「じゃ、じゃあ、打ち合わせこれで終わって大丈夫?」
そして彼女が気まずくなったのかそう問い掛けて来る。
「いいよ~」
まぁ用件は終わったし、今日はこれくらいで解放するか。
まだ仕事場だし、オレの感情もこれ以上暴走しても困る。
「じゃ、じゃあ、また」
そう言ってその場を立ち去ろうとする彼女。
「あっ、そうだ」
会議室を出ようとする手前で呟いて、彼女を引き止める。
「今度は何?」
すると一応彼女は立ち止まって、そのまま呆れたように言葉を返す。
「昨日はありがとう」
こっちを見ないままの彼女を見つめながら、昨日のお礼を伝える。
「え?」
すると彼女がその言葉に反応してこっちに振り返る。
「昨日ホント、ウマかった」
昨日の嬉しかったお礼を優しく笑顔で彼女に伝える。
「何・・今更」
「ごめん。言うの後になって」
ホントは先に言いたかったのに。
まだそんな関係まで辿り着けてないから、こんなタイミングになっちゃったけど。
「そんなの別にいいのに・・」
「でも、オレの為に初めて手料理作ってもらえてホント嬉しかったから」
あなたがオレの為に手料理を作ってくれたことがホントに嬉しくて幸せだったから。
あなたと二人で一緒にいれた時間も、あなたと心を通わせた瞬間も、あなたと唇を重ねたことも、すべてがオレには幸せすぎたから。
「またいつでも食べに来て」
すると、また照れて返してくるかと思っていたら、まさかの優しい微笑みと共にそのそんな言葉を返してくれる彼女。
あぁ、なんだよ。
そんな笑顔と言葉返されたりしたら、勘違いしそうになる。
オレはいつでもずっとあなたといたいんだから、そんな風に言われたらまた気持ちが止まらなくなる。
「・・・今日は? 早い? 残業?」
だから思わずオレは少しも待てなくて、早速そんなことを聞いてしまう。
「あ~。今日はちょっと遅めかも」
「そっか。じゃあ今日は諦めるか」
だよな。
そんなすぐに上手くいくはずないか。
あなたにとっては、それも昨日のお礼的に返してくれただけで、ただの社交辞令のようなもんだろうし。
だけど、明らか落ち込んでしまっているオレ。
つい、そんな残念な感情が入ったまま呟いてしまう。
「ごめんね・・」
すると、優しい彼女はなぜかそんなオレを見て謝ってくれる。
「なんで謝んの。オレが勝手に食べたかっただけだし。気にせず仕事頑張って」
彼氏でもないのに、勝手にオレが気持ち先走っちゃっただけなのに。
そう。
別に彼氏でもない。
あなたのそんな当たり前の権利でさえも手に入れることが出来ないもどかしい関係。
あなたの彼氏なら、毎日そんな望みも伝えることが出来るのに。
「ありがと。じゃあまた」
「また」
そう言って彼女はこの会議室を後にした。
アブなっ・・・。
彼女といるとどんどん勘違いしそうになる。
まだ彼女はオレのモノになってないのに。
少し彼女が優しくしてくれたらオレの願望が先走る。
ようやく彼女がオレと少しずつ距離を縮めようとしてくれているのに、オレはついそれ以上の関係を進めたくなる。

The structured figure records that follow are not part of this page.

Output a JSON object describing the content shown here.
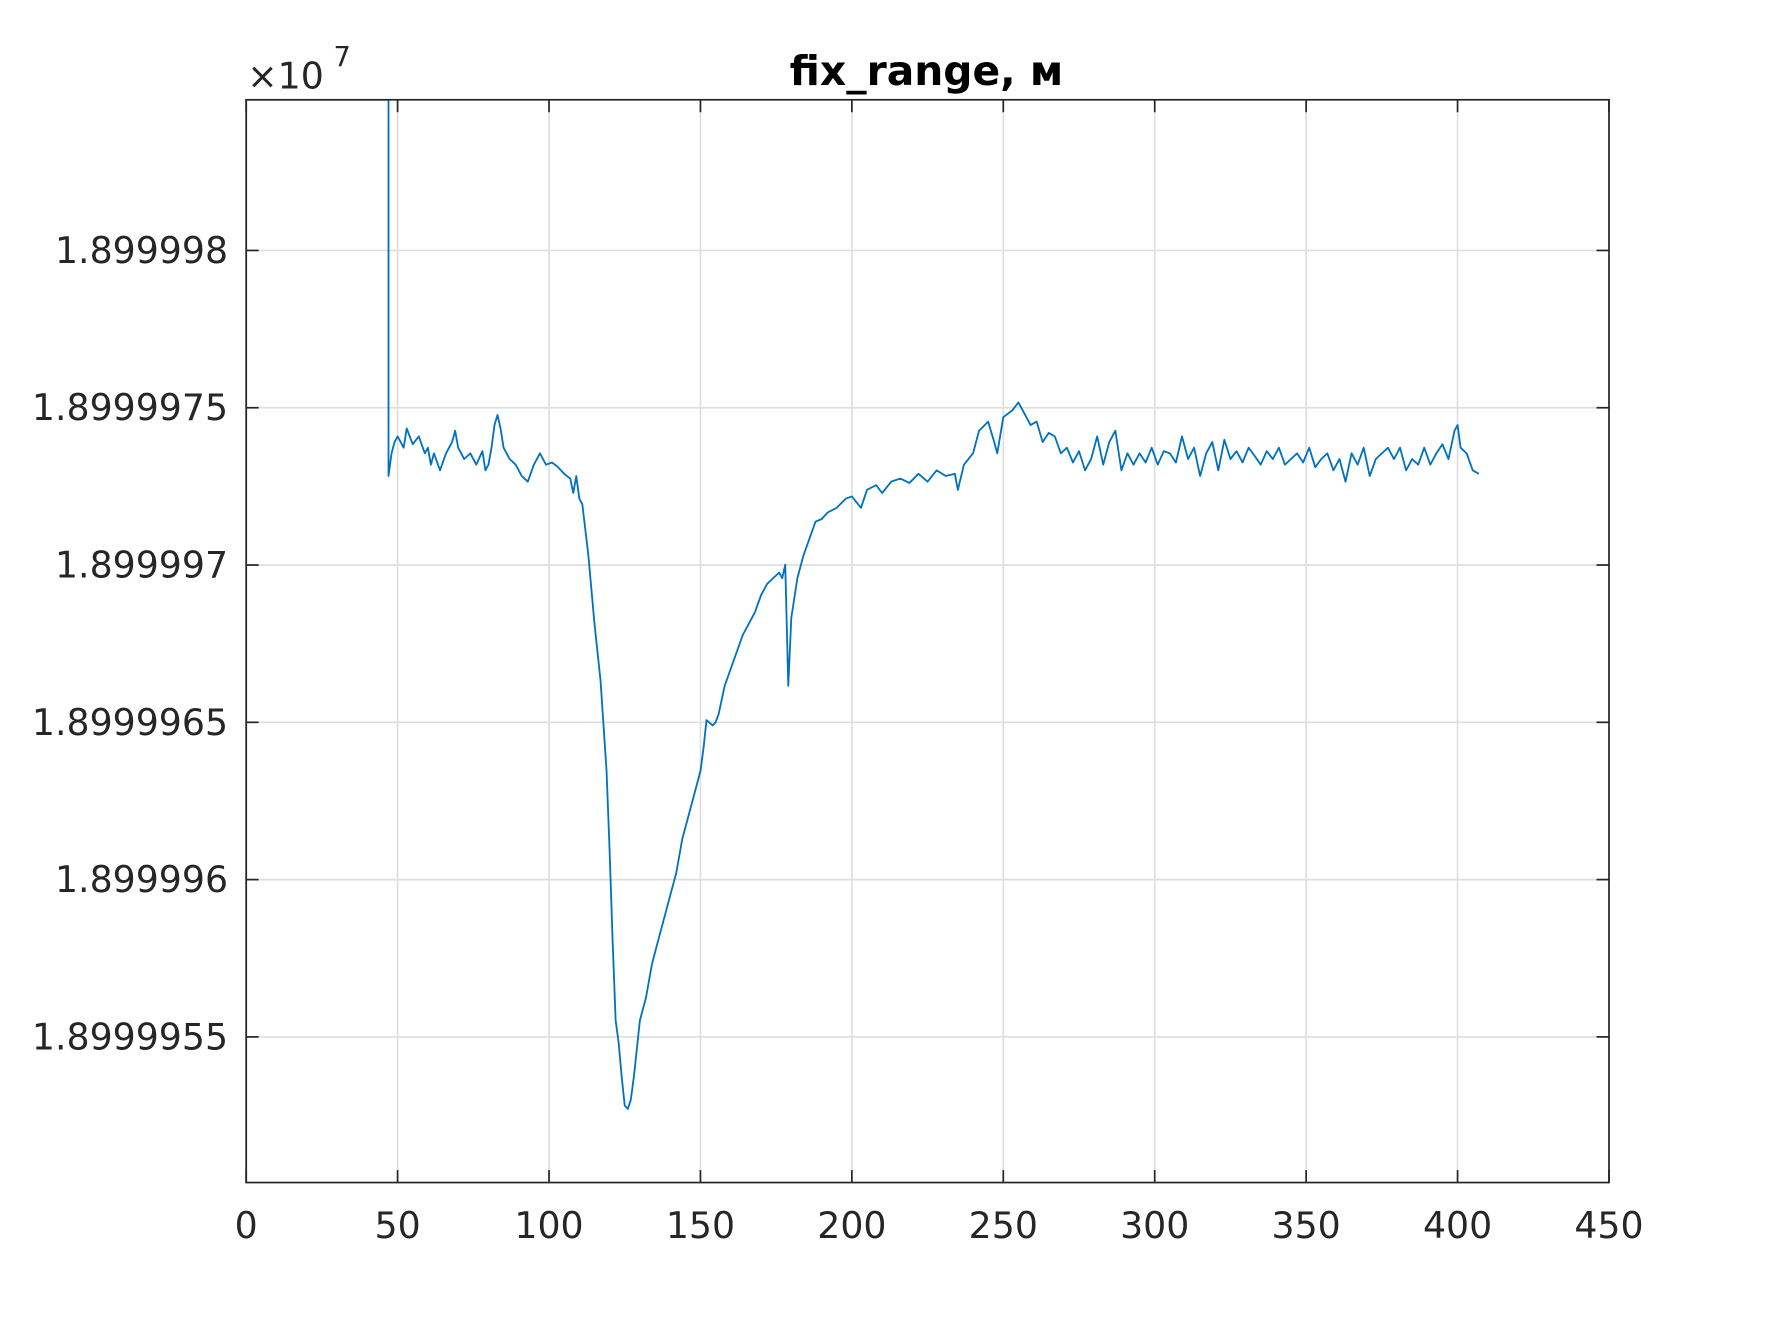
{
  "chart_data": {
    "type": "line",
    "title": "fix_range, м",
    "y_multiplier": "×10",
    "y_multiplier_exponent": "7",
    "color": "#0072bd",
    "grid": true,
    "xlim": [
      0,
      450
    ],
    "xticks": [
      0,
      50,
      100,
      150,
      200,
      250,
      300,
      350,
      400,
      450
    ],
    "ylim": [
      1.899995037,
      1.899998479
    ],
    "yticks": [
      1.8999955,
      1.899996,
      1.8999965,
      1.899997,
      1.8999975,
      1.899998
    ],
    "x": [
      0,
      0,
      47,
      47,
      48,
      49,
      50,
      52,
      53,
      55,
      57,
      59,
      60,
      61,
      62,
      64,
      66,
      68,
      69,
      70,
      72,
      74,
      76,
      78,
      79,
      80,
      81,
      82,
      83,
      84,
      85,
      87,
      89,
      91,
      93,
      95,
      97,
      99,
      101,
      103,
      105,
      107,
      108,
      109,
      110,
      111,
      113,
      115,
      117,
      119,
      120,
      121,
      122,
      123,
      124,
      125,
      126,
      127,
      128,
      130,
      132,
      134,
      136,
      138,
      140,
      142,
      144,
      146,
      148,
      150,
      151,
      152,
      154,
      155,
      156,
      158,
      160,
      162,
      164,
      166,
      168,
      170,
      172,
      174,
      176,
      177,
      178,
      179,
      180,
      182,
      184,
      186,
      188,
      190,
      192,
      195,
      198,
      200,
      203,
      205,
      208,
      210,
      213,
      216,
      219,
      222,
      225,
      228,
      231,
      234,
      235,
      237,
      240,
      242,
      245,
      247,
      248,
      250,
      253,
      255,
      257,
      259,
      261,
      263,
      265,
      267,
      269,
      271,
      273,
      275,
      277,
      279,
      281,
      283,
      285,
      287,
      289,
      291,
      293,
      295,
      297,
      299,
      301,
      303,
      305,
      307,
      309,
      311,
      313,
      315,
      317,
      319,
      321,
      323,
      325,
      327,
      329,
      331,
      333,
      335,
      337,
      339,
      341,
      343,
      345,
      347,
      349,
      351,
      353,
      355,
      357,
      359,
      361,
      363,
      365,
      367,
      369,
      371,
      373,
      375,
      377,
      379,
      381,
      383,
      385,
      387,
      389,
      391,
      393,
      395,
      397,
      399,
      400,
      401,
      403,
      405,
      407
    ],
    "values": [
      1.899995037,
      1.899998479,
      1.899998479,
      1.899997283,
      1.899997355,
      1.899997391,
      1.899997409,
      1.899997373,
      1.899997434,
      1.899997384,
      1.899997409,
      1.899997355,
      1.899997373,
      1.899997319,
      1.899997355,
      1.899997301,
      1.899997355,
      1.899997391,
      1.899997427,
      1.899997373,
      1.899997337,
      1.899997355,
      1.899997319,
      1.899997362,
      1.899997301,
      1.899997319,
      1.899997373,
      1.899997445,
      1.899997477,
      1.899997434,
      1.899997373,
      1.899997337,
      1.899997319,
      1.899997283,
      1.899997265,
      1.899997319,
      1.899997355,
      1.899997319,
      1.899997326,
      1.899997311,
      1.89999729,
      1.899997275,
      1.899997229,
      1.899997283,
      1.899997211,
      1.899997193,
      1.89999703,
      1.899996814,
      1.899996634,
      1.899996345,
      1.899996093,
      1.899995805,
      1.899995552,
      1.89999548,
      1.899995372,
      1.899995282,
      1.899995271,
      1.8999953,
      1.899995372,
      1.899995552,
      1.899995624,
      1.899995732,
      1.899995805,
      1.899995877,
      1.899995949,
      1.899996021,
      1.899996129,
      1.899996201,
      1.899996273,
      1.899996345,
      1.899996417,
      1.899996507,
      1.89999649,
      1.8999965,
      1.899996526,
      1.899996616,
      1.89999667,
      1.899996724,
      1.899996778,
      1.899996814,
      1.89999685,
      1.899996904,
      1.89999694,
      1.899996958,
      1.899996976,
      1.899996958,
      1.899997001,
      1.899996616,
      1.899996832,
      1.899996958,
      1.89999703,
      1.899997084,
      1.899997138,
      1.899997146,
      1.899997167,
      1.899997182,
      1.899997211,
      1.899997218,
      1.899997182,
      1.899997239,
      1.899997254,
      1.899997229,
      1.899997265,
      1.899997275,
      1.899997261,
      1.89999729,
      1.899997265,
      1.899997301,
      1.899997283,
      1.89999729,
      1.899997239,
      1.899997319,
      1.899997355,
      1.899997427,
      1.899997456,
      1.899997391,
      1.899997355,
      1.89999747,
      1.899997492,
      1.899997517,
      1.899997481,
      1.899997445,
      1.899997456,
      1.899997391,
      1.89999742,
      1.899997409,
      1.899997355,
      1.899997373,
      1.899997326,
      1.899997362,
      1.899997301,
      1.899997337,
      1.899997409,
      1.899997319,
      1.899997391,
      1.899997427,
      1.899997301,
      1.899997355,
      1.899997319,
      1.899997355,
      1.899997326,
      1.899997373,
      1.899997319,
      1.899997362,
      1.899997355,
      1.899997326,
      1.899997409,
      1.899997337,
      1.899997373,
      1.899997283,
      1.899997355,
      1.899997391,
      1.899997301,
      1.899997398,
      1.899997337,
      1.899997362,
      1.899997326,
      1.899997373,
      1.899997347,
      1.899997319,
      1.899997362,
      1.899997337,
      1.899997373,
      1.899997319,
      1.899997337,
      1.899997355,
      1.899997326,
      1.899997373,
      1.899997311,
      1.899997337,
      1.899997355,
      1.899997301,
      1.899997337,
      1.899997265,
      1.899997355,
      1.899997319,
      1.899997373,
      1.899997283,
      1.899997337,
      1.899997355,
      1.899997373,
      1.899997337,
      1.899997373,
      1.899997301,
      1.899997337,
      1.899997319,
      1.899997373,
      1.899997319,
      1.899997355,
      1.899997384,
      1.899997337,
      1.899997427,
      1.899997445,
      1.899997373,
      1.899997355,
      1.899997301,
      1.89999729
    ]
  }
}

今までは、勝手に女の方が寄って来て、望んでもいない距離を縮めて、勝手にそういうこともしてきたけど。
今彼女への距離感をどう進めていけばいいのか、どう縮めていけばいいのか、やっぱりまだわからなくて。
当たり前だった近い距離感も男女の関係も、彼女とはそんなこと到底まだ遠い話で。
余裕で、無意識でしていたすべてが、彼女に対しては、どれも通用しなくて、ただオレは一つ一つ手探りしながら進めていくしかなくて。
ただ彼女に嫌われないように。
彼女に少しでもオレを意識してもらえるように。
こんなに一つ一つ距離感を考えて、意識しながら、交わす会話も、行動もしたことなくて。
恋愛ってこんな難しかったっけ。
男女の関係ってこんなもどかしいモノだったっけ。
・・・って、そっか。
彼女と出会うまでは、まともに恋愛なんてしたことないもんな。
男女の関係だなんて、そんな薄っぺらいもんじゃないんだよな。
彼女とオレとの関係は。
そう。
そんな薄っぺらいモンにしちゃいけないんだよ。
絶対オレは彼女との関係を確かなモノにしたいから。
彼女の気持ちを確実なモノにしたいから。
一人残った会議室で、オレはまた新たに彼女の魅力と、彼女への決意を再認識して、気持ちを更に奮い立たせた。